Democrats continue to comport themselves as if they exist in a real political economy—a real world where they will be judged by voters on the outcomes of their actual policy choices. Meanwhile Republicans operate according to the rules of the attention economy.
In 2022 and 2024 these two theories of the electorate will be tested against one another. We’re unlikely to get a clean result telling us, to a certainty, which more accurately describes the attitudes of the majority of Americans.
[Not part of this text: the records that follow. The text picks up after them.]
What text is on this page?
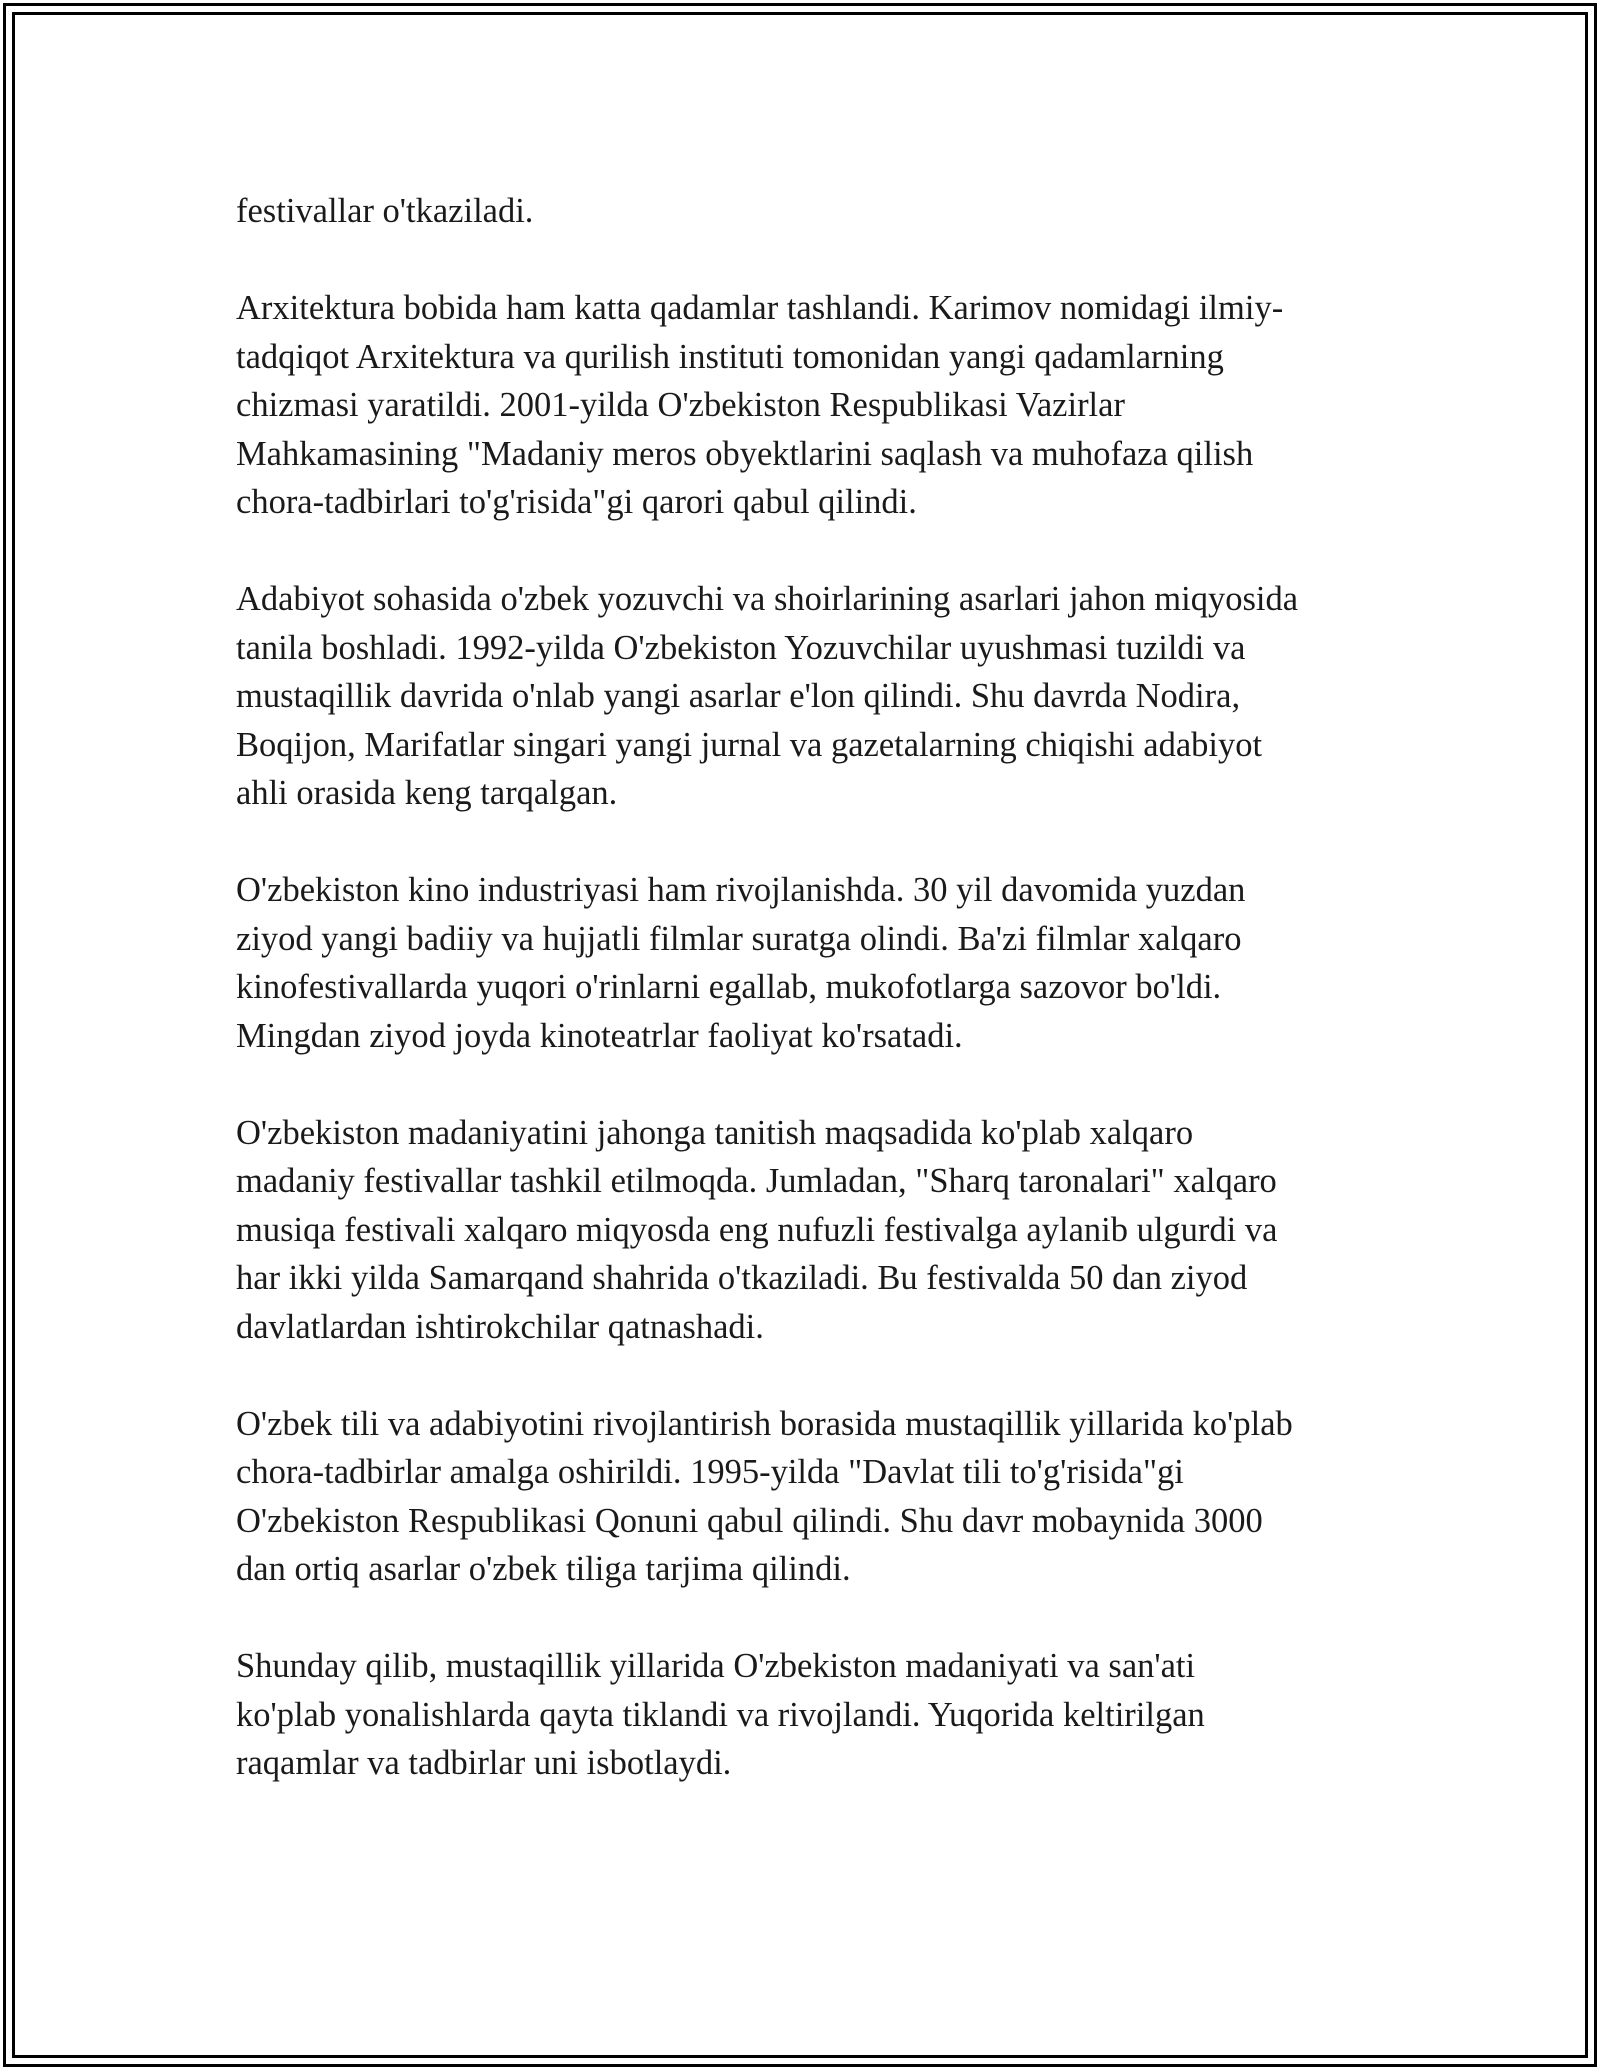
festivallar o'tkaziladi.

Arxitektura bobida ham katta qadamlar tashlandi. Karimov nomidagi ilmiy-
tadqiqot Arxitektura va qurilish instituti tomonidan yangi qadamlarning
chizmasi yaratildi. 2001-yilda O'zbekiston Respublikasi Vazirlar
Mahkamasining "Madaniy meros obyektlarini saqlash va muhofaza qilish
chora-tadbirlari to'g'risida"gi qarori qabul qilindi.

Adabiyot sohasida o'zbek yozuvchi va shoirlarining asarlari jahon miqyosida
tanila boshladi. 1992-yilda O'zbekiston Yozuvchilar uyushmasi tuzildi va
mustaqillik davrida o'nlab yangi asarlar e'lon qilindi. Shu davrda Nodira,
Boqijon, Marifatlar singari yangi jurnal va gazetalarning chiqishi adabiyot
ahli orasida keng tarqalgan.

O'zbekiston kino industriyasi ham rivojlanishda. 30 yil davomida yuzdan
ziyod yangi badiiy va hujjatli filmlar suratga olindi. Ba'zi filmlar xalqaro
kinofestivallarda yuqori o'rinlarni egallab, mukofotlarga sazovor bo'ldi.
Mingdan ziyod joyda kinoteatrlar faoliyat ko'rsatadi.

O'zbekiston madaniyatini jahonga tanitish maqsadida ko'plab xalqaro
madaniy festivallar tashkil etilmoqda. Jumladan, "Sharq taronalari" xalqaro
musiqa festivali xalqaro miqyosda eng nufuzli festivalga aylanib ulgurdi va
har ikki yilda Samarqand shahrida o'tkaziladi. Bu festivalda 50 dan ziyod
davlatlardan ishtirokchilar qatnashadi.

O'zbek tili va adabiyotini rivojlantirish borasida mustaqillik yillarida ko'plab
chora-tadbirlar amalga oshirildi. 1995-yilda "Davlat tili to'g'risida"gi
O'zbekiston Respublikasi Qonuni qabul qilindi. Shu davr mobaynida 3000
dan ortiq asarlar o'zbek tiliga tarjima qilindi.

Shunday qilib, mustaqillik yillarida O'zbekiston madaniyati va san'ati
ko'plab yonalishlarda qayta tiklandi va rivojlandi. Yuqorida keltirilgan
raqamlar va tadbirlar uni isbotlaydi.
But the fact that we don’t know which view will triumph tells us something about the state of our polity.
If a political party making and selling policy widgets can’t beat a party that ignores policy except as it is useful to memeing and producing #content for its various media channels . . .
Well, post-scarcity is just another way of saying decadence.
Normally this newsletter is only for members of Bulwark+ but today we’ve opened it up to everyone.
We are not near “post-scarcity” in terms of resources. But we’re closer than we’ve ever been as a species. That’s why we toy with ideas like UBI. Maybe post-scarcity is a mirage: A state of being that always sits just over the horizon. I don’t know. Just roll with it. Because we’re not talking about economic scarcity, but political scarcity.